I am jealous of Spokane. As a citizen of Tacoma and frequent visitor to Spokane, what I’m most envious of is your convenient, well-run transit system.
Five years ago, voters in Pierce County faced a decision: Either raise the sales-tax rate by 0.3 percent to maintain transit service, or have Pierce Transit cut service. The voters said no to the sales-tax increase, service was decimated by nearly 40 percent, and our economic vitality as a community suffered.
Swing-shift, lower-income workers can’t get home at night. Senior citizens can’t get around on the weekends. College students are forced to spend money they don’t have on cars so they can get to class. It’s challenging to attract high-income employers that need talented employees, employees who want to live in vibrant, urban, transit connected communities.
With Proposition One and the Spokane Transit Authority’s moving forward initiative, Spokane County has an immense opportunity. Because of shrewd planning by STA’s executives, the transit agency has weathered the recession in a better state than most. Now you, as voters and citizens, have a choice. Do you want to maintain and grow your transit system to meet rising demand? Or do you watch it flounder due to lack of funding? Do you want to invest in a vibrant, connected, economically attractive community? Or fall behind your competitors?
The proposed transit improvements aren’t just lines on a map; they are a catalyst for economic growth. The moving forward plan is more than the central city line, high frequency bus routes, and new express services. Transit is an important social safety net, a way to travel from point A to B, and an important tool to mitigate congestion. But it is more than that; it is a community’s investment in its economic future.
Studies calculate that economic returns on public transit are $4 for every $1 invested. When you include land-use in that equation, that return on investment skyrockets even higher. Property values next to bus rapid transit stations in Boston were found to be 7.6 percent higher than the surrounding areas. A new fixed-route transit line in Portland spurred $3.4 billion of economic investment along its route.

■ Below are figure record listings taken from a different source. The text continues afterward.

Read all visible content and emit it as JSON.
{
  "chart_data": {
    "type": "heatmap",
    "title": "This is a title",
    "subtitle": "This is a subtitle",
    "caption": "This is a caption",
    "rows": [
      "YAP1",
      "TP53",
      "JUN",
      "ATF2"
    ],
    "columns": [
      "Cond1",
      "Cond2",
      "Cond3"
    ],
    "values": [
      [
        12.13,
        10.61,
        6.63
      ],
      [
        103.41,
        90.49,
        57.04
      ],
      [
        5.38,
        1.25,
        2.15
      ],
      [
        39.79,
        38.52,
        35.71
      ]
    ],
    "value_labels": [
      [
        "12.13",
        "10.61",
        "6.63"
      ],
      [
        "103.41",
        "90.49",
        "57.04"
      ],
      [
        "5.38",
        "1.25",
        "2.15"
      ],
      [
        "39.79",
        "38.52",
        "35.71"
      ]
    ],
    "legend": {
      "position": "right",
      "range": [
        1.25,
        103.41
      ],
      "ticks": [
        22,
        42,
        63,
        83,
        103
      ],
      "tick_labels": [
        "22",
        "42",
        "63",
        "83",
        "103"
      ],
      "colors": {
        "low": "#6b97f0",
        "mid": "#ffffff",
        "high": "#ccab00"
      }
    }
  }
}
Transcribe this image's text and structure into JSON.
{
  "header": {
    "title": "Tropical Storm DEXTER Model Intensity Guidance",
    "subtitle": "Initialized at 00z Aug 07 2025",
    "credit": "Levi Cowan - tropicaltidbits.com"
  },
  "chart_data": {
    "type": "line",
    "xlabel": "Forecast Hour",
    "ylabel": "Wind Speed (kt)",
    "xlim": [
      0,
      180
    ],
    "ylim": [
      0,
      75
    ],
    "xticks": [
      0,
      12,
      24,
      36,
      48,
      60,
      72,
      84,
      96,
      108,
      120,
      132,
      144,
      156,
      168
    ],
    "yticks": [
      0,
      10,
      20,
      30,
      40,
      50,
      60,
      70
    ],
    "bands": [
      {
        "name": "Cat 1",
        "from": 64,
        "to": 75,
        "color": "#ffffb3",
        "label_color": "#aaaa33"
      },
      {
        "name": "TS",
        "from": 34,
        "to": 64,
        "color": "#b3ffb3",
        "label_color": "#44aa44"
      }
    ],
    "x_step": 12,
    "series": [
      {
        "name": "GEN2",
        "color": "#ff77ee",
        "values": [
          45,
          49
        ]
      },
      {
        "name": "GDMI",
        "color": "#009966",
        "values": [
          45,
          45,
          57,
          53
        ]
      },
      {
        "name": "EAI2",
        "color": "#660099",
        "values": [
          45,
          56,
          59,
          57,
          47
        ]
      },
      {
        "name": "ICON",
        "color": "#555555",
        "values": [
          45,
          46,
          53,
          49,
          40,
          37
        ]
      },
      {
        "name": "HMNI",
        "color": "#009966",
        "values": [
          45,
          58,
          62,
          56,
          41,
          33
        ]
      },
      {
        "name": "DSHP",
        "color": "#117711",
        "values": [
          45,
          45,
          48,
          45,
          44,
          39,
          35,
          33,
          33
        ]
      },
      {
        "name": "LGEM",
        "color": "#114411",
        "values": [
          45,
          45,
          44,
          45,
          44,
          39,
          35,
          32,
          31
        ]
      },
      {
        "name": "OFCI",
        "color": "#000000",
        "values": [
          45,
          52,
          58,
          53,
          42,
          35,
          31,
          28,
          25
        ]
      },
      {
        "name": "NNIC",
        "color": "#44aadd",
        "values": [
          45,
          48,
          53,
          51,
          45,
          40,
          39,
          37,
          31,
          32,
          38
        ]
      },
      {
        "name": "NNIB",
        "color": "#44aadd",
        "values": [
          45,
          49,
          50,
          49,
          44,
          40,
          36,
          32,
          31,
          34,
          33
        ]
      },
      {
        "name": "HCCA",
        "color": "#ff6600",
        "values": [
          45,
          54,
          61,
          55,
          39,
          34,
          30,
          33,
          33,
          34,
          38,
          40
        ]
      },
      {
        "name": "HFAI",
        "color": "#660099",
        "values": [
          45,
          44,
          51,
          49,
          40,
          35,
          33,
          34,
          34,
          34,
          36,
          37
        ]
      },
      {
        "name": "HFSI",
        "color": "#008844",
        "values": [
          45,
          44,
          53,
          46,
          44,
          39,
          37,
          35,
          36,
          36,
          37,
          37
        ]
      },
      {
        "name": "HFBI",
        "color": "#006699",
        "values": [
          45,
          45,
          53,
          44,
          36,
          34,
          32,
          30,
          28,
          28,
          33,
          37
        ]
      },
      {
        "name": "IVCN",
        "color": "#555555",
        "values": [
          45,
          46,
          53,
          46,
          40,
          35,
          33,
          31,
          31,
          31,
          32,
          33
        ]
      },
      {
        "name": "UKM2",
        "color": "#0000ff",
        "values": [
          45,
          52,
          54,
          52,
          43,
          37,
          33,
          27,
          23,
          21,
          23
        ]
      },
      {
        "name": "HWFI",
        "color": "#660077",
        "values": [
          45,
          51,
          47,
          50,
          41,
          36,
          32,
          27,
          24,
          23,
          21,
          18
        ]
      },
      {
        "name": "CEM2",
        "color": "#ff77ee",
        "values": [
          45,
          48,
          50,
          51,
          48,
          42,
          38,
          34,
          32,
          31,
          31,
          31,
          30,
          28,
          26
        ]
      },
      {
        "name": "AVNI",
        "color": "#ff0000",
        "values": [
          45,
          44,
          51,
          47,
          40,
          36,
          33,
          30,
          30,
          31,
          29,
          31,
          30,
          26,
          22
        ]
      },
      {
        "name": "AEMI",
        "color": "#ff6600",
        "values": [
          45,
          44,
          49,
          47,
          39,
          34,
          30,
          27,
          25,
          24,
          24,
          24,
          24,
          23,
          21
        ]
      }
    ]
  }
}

STA has a track record of conservative financial planning. The proposed central-city line would be paid for without bonds, primarily through federal grants. Investing in high capacity world-class transit is a win for everyone.
Land owners see property values rise. Businesses experience increased sales. Emissions are reduced, and air quality is increased. People walk more and are healthier, and transit users get a quicker trip, which leads to more riders.
It is my hope that Spokane voters will heed Tacoma’s mistakes and approve Proposition One this April. I can’t wait to experience even better transit in Spokane and would be happy to pay a measly 3 pennies on a $10 purchase for it every time I visit. Invest in your collective future, say yes to economic growth, say yes to Proposition One and a visionary transit system for your community.
Andrew Austin is policy director at Transportation Choices, a statewide nonprofit that works to bring more opportunities for Washington residents to walk, bike, and take public transit. He lives in Tacoma and frequently visits family members in Spokane.